The warrant of arrest and the warrant of deportation state that they were issued on the ground that the relator is a Chinese laborer not in possession of a certificate of residence.
Section 6 of the Chinese Exclusion Act of May 5, 1892, as amended by the Act of November 3, 1893 (8 USCA § 287), requiring Chinesd laborers to register, applies only to Chinese laborers then lawfully residing in the United States.
The relator was not then in the United States, nor, in fact, had he been bom at the time that registration was required. His failure to register and procure a certificate of residence therefore does not constitute ground for his deportation. In re Chin Ark Wing (D. C.) 115 F. 412; In re Tam Chung (D. C.) 223 F. 801.
Before the relator went to China in 1928, there was issued to him, as a Chinese admitted in 1912, a return certificate. This was issued after careful consideration as to his identity.
In 1929, he produced his return certificate and was admitted to the United States.

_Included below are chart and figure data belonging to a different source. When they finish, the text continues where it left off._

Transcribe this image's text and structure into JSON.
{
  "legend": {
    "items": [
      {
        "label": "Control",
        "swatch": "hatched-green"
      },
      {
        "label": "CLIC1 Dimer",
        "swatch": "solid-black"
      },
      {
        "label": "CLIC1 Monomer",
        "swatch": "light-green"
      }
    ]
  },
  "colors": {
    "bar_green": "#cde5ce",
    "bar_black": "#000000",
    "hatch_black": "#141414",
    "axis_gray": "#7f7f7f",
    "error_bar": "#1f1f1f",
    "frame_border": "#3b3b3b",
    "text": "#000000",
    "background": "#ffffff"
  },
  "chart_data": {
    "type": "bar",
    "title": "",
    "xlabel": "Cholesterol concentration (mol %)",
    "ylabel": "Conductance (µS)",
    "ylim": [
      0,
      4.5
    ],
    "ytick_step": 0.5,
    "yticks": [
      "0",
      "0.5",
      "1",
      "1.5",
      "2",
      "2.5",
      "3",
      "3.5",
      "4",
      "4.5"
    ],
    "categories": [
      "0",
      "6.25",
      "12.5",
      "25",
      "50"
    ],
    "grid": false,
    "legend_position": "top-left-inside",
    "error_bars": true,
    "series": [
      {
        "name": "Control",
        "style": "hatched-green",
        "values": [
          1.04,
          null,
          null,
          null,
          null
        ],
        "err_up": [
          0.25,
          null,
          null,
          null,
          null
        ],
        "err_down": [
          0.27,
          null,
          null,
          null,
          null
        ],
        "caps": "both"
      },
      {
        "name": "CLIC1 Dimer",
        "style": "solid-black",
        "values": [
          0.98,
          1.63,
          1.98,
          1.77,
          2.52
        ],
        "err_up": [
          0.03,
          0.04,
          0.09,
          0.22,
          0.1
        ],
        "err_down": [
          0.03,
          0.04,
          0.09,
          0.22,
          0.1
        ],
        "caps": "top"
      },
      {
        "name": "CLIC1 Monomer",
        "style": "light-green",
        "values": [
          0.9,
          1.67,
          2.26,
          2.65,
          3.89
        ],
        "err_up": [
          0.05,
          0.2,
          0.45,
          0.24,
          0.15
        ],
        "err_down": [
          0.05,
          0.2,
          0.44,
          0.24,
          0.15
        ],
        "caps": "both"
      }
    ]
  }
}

There are no material discrepancies in the testimony given in 1929 to justify the immigration authorities in concluding that the person before them was not the man who appeared before them in 1928, and, since at that time the question of his identity as the same person who came over in 1912 was decided in his favor, it would seem arbitrary now to reach a contrary conclusion on substantially the same evidence.
In any case, however, these discrepancies and failure to establish identity were not made the basis of the charges which the warrant required him to meet. The writ accordingly must be sustained.